Mardi 4 mai 1954
Situation générale :
A deux heures du matin un assaut viet se déclenche sur l’ouest. Vers 4 heures le point d’appui « Huguette » 4 est submergé après une résistance féroce mais dès le lever du jour les Français contre-attaquent et reprennent le terrain.
Toutefois « Huguette » 4 est perdue la même nuit presque au moment où la 4/1er BPC du capitaine Trehiou se pose en parachute dans la fournaise et sous la pluie.
A l’est, réinventant la guerre des mines, le Vietminh cherche à faire sauter les galeries souterraines qui permettaient aux défenseurs d’« Eliane » 2 d’accéder à la crête en échappant aux coups.
Travaillant en petites équipes, en se dirigeant à la boussole, ils avancent comme des taupes.
Situation au 8ème Choc :
La journée est « calme », seule l’artillerie viêt se fait entendre par moments. Peut-être le calme avant la tempête ?
Si les combattants apprécient l’accalmie, les médecins eux, n’en ont pas.
Etat des pertes :
4 tués : Caporal-chef SAMYCHETTI, parachutistes de 1ère classe KERNIN, LAM MY et N’GUYEN VAN MAT.
1 blessé
LES TRANCHÉES DE L’ESPOIR
Témoignage du médecin commandant P. H. GRAUWIN :
On leur a dit : « L’antenne médicale, c’est tout droit. »
Tout droit, à chaque pas des blessés rien que des blessés. Il y en a partout.
« – Nous, on est arrivé parce qu’on peut encore marcher. »
En effet, je réalise soudain que depuis 1 heure, je n’ai pas vu un brancard. Pourtant la bataille fait rage, le vacarme atteint son paroxysme. Toutes les armes, tous les tubes tirent.
» Quelle heure est-il ? 6 heures du matin. «
Jamais le temps ne s’est écoulé avec une telle rapidité. Pour moi, la nuit a duré cinq épouvantables minutes. Le jour doit se lever, je me dirige vers le boyau central me collant contre la paroi. J’arrive à l’entrée nord.
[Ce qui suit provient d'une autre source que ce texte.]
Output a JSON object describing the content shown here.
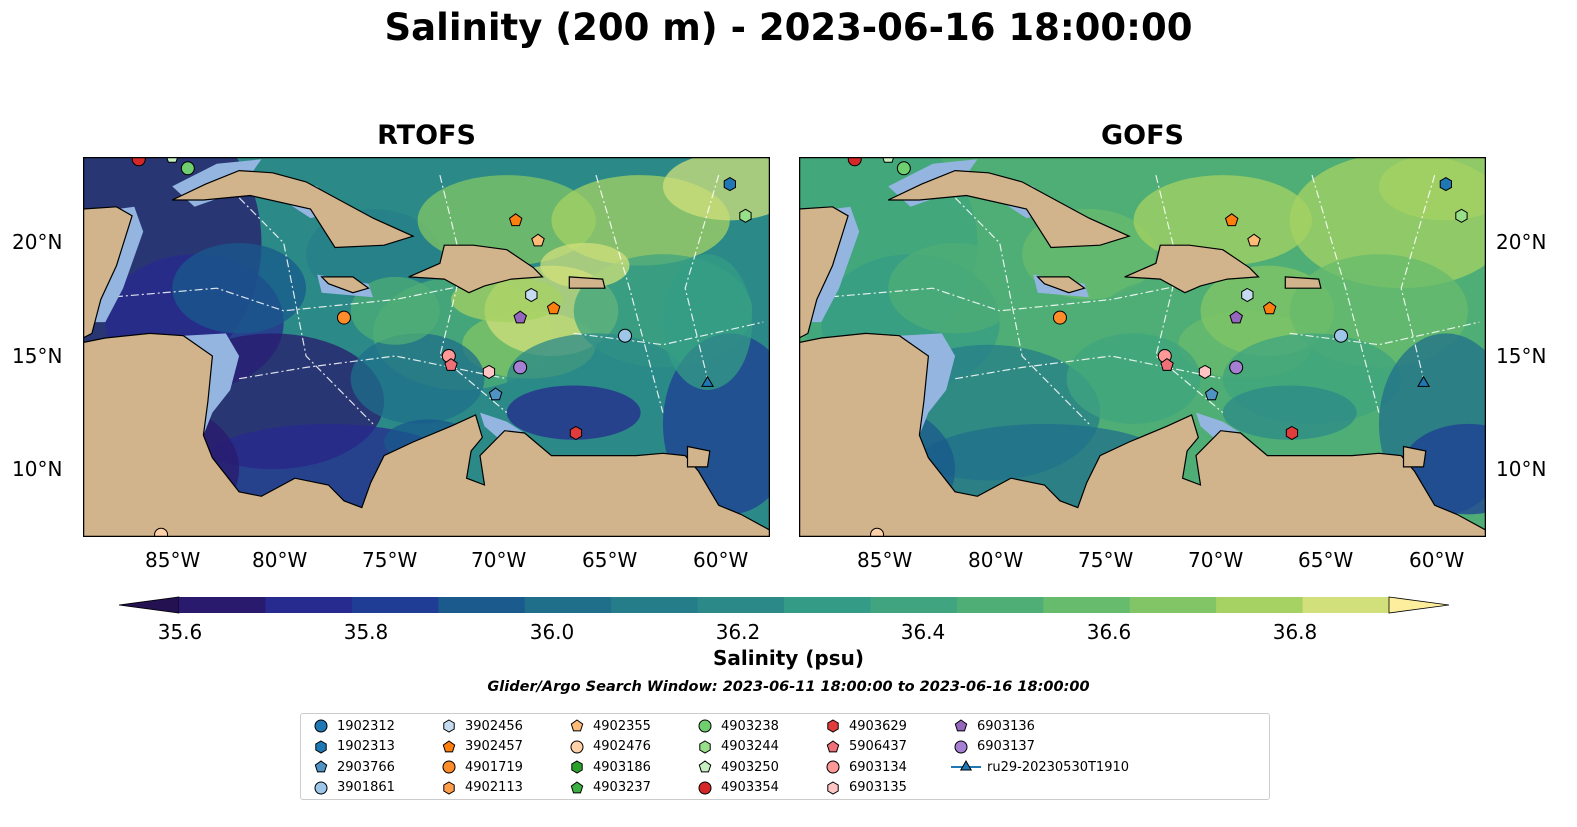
{
  "title": "Salinity (200 m) - 2023-06-16 18:00:00",
  "panels": [
    {
      "title": "RTOFS",
      "theme": "rtofs"
    },
    {
      "title": "GOFS",
      "theme": "gofs"
    }
  ],
  "x_ticks": [
    "85°W",
    "80°W",
    "75°W",
    "70°W",
    "65°W",
    "60°W"
  ],
  "y_ticks": [
    "20°N",
    "15°N",
    "10°N"
  ],
  "colorbar": {
    "label": "Salinity (psu)",
    "ticks": [
      "35.6",
      "35.8",
      "36.0",
      "36.2",
      "36.4",
      "36.6",
      "36.8"
    ],
    "min": 35.5,
    "max": 36.9,
    "colors": [
      "#2a1a6e",
      "#272a8f",
      "#1f3d94",
      "#1a5a8c",
      "#1f6f8b",
      "#257d8a",
      "#2b8a88",
      "#349c86",
      "#3fa47f",
      "#4fae75",
      "#67bb6c",
      "#82c566",
      "#a6d163",
      "#d1e07b"
    ],
    "extend_low": "#241152",
    "extend_high": "#fcee9d"
  },
  "search_window": "Glider/Argo Search Window: 2023-06-11 18:00:00 to 2023-06-16 18:00:00",
  "colors": {
    "land": "#d2b48c",
    "shelf": "#93b5e0",
    "coast": "#000000"
  },
  "legend": [
    {
      "label": "1902312",
      "marker": "circle",
      "color": "#1f77b4"
    },
    {
      "label": "1902313",
      "marker": "hexagon",
      "color": "#1f77b4"
    },
    {
      "label": "2903766",
      "marker": "pentagon",
      "color": "#4f93c4"
    },
    {
      "label": "3901861",
      "marker": "circle",
      "color": "#9dc6e8"
    },
    {
      "label": "3902456",
      "marker": "hexagon",
      "color": "#c6dbef"
    },
    {
      "label": "3902457",
      "marker": "pentagon",
      "color": "#ff7f0e"
    },
    {
      "label": "4901719",
      "marker": "circle",
      "color": "#ff8c2a"
    },
    {
      "label": "4902113",
      "marker": "hexagon",
      "color": "#ff9e4a"
    },
    {
      "label": "4902355",
      "marker": "pentagon",
      "color": "#ffbb78"
    },
    {
      "label": "4902476",
      "marker": "circle",
      "color": "#ffd1a8"
    },
    {
      "label": "4903186",
      "marker": "hexagon",
      "color": "#2ca02c"
    },
    {
      "label": "4903237",
      "marker": "pentagon",
      "color": "#3cb043"
    },
    {
      "label": "4903238",
      "marker": "circle",
      "color": "#6fcf6f"
    },
    {
      "label": "4903244",
      "marker": "hexagon",
      "color": "#98df8a"
    },
    {
      "label": "4903250",
      "marker": "pentagon",
      "color": "#c7f0c0"
    },
    {
      "label": "4903354",
      "marker": "circle",
      "color": "#d62728"
    },
    {
      "label": "4903629",
      "marker": "hexagon",
      "color": "#e03c3c"
    },
    {
      "label": "5906437",
      "marker": "pentagon",
      "color": "#f07078"
    },
    {
      "label": "6903134",
      "marker": "circle",
      "color": "#ff9896"
    },
    {
      "label": "6903135",
      "marker": "hexagon",
      "color": "#ffc4c4"
    },
    {
      "label": "6903136",
      "marker": "pentagon",
      "color": "#9467bd"
    },
    {
      "label": "6903137",
      "marker": "circle",
      "color": "#a57fd1"
    },
    {
      "label": "ru29-20230530T1910",
      "marker": "triangle-line",
      "color": "#1f77b4"
    }
  ],
  "floats": [
    {
      "id": "4903354",
      "lon": -86.5,
      "lat": 23.7
    },
    {
      "id": "4903250",
      "lon": -85.0,
      "lat": 23.8
    },
    {
      "id": "4903238",
      "lon": -84.3,
      "lat": 23.3
    },
    {
      "id": "1902313",
      "lon": -60.0,
      "lat": 22.6
    },
    {
      "id": "4903244",
      "lon": -59.3,
      "lat": 21.2
    },
    {
      "id": "3902457",
      "lon": -69.6,
      "lat": 21.0
    },
    {
      "id": "4902355",
      "lon": -68.6,
      "lat": 20.1
    },
    {
      "id": "3902456",
      "lon": -68.9,
      "lat": 17.7
    },
    {
      "id": "3902457",
      "lon": -67.9,
      "lat": 17.1
    },
    {
      "id": "4901719",
      "lon": -77.3,
      "lat": 16.7
    },
    {
      "id": "6903136",
      "lon": -69.4,
      "lat": 16.7
    },
    {
      "id": "3901861",
      "lon": -64.7,
      "lat": 15.9
    },
    {
      "id": "6903134",
      "lon": -72.6,
      "lat": 15.0
    },
    {
      "id": "5906437",
      "lon": -72.5,
      "lat": 14.6
    },
    {
      "id": "6903135",
      "lon": -70.8,
      "lat": 14.3
    },
    {
      "id": "6903137",
      "lon": -69.4,
      "lat": 14.5
    },
    {
      "id": "2903766",
      "lon": -70.5,
      "lat": 13.3
    },
    {
      "id": "4903629",
      "lon": -66.9,
      "lat": 11.6
    },
    {
      "id": "4902476",
      "lon": -85.5,
      "lat": 7.1
    }
  ],
  "glider": {
    "id": "ru29-20230530T1910",
    "lon": -61.0,
    "lat": 13.8
  }
}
Geneviève, inlassablement, distribue la boisson dans les abris, fait les piqures, parle doucement.
Je risque un regard vers « Éliane », je vois une immense fumée rien d’autre.
Entre « Éliane » et la rivière, une trentaine d’obus éclatent en même temps. A mes oreilles parvient le sifflement dense, proche des balles, leurs claquements à l’impact sont redoutables, innombrables.
Je vois arriver deux de mes infirmiers qui reviennent de l’extérieur : « Mon commandant on ne peut plus. On a essayé de faire les pansements et au moins un antitétanique à tout le monde mais, si on continue de proche en proche, on arrive chez les Viets. Il faut arrêter mon commandant ! »
Dans notre tranchée et celle du GAP, dans celle du 8e Choc, dans le boyau qui conduit au PC, dans toutes les tranchées qui aboutissent au réduit central, les blessés sont entassés en une file interminable. Assis ou couchés à même la boue, cette file ne s’arrête qu’au contact des Viets. Il y en a qui sont morts, ils sont enfoncés dans la boue. Ceux qui arrivent des points d’appui leur marchent dessus et les morts s’enfoncent un peu plus. Il y a non seulement les blessés mais aussi ceux qui n’ont plus rien à faire parce qu’ils ne savent plus où aller ni où se réfugier, ils n’ont plus d’armes.
Alors ils s’arrêtent. Ils sont usés, à bout de force. Ils s’assoient en queue de file dans la boue et s’endorment ».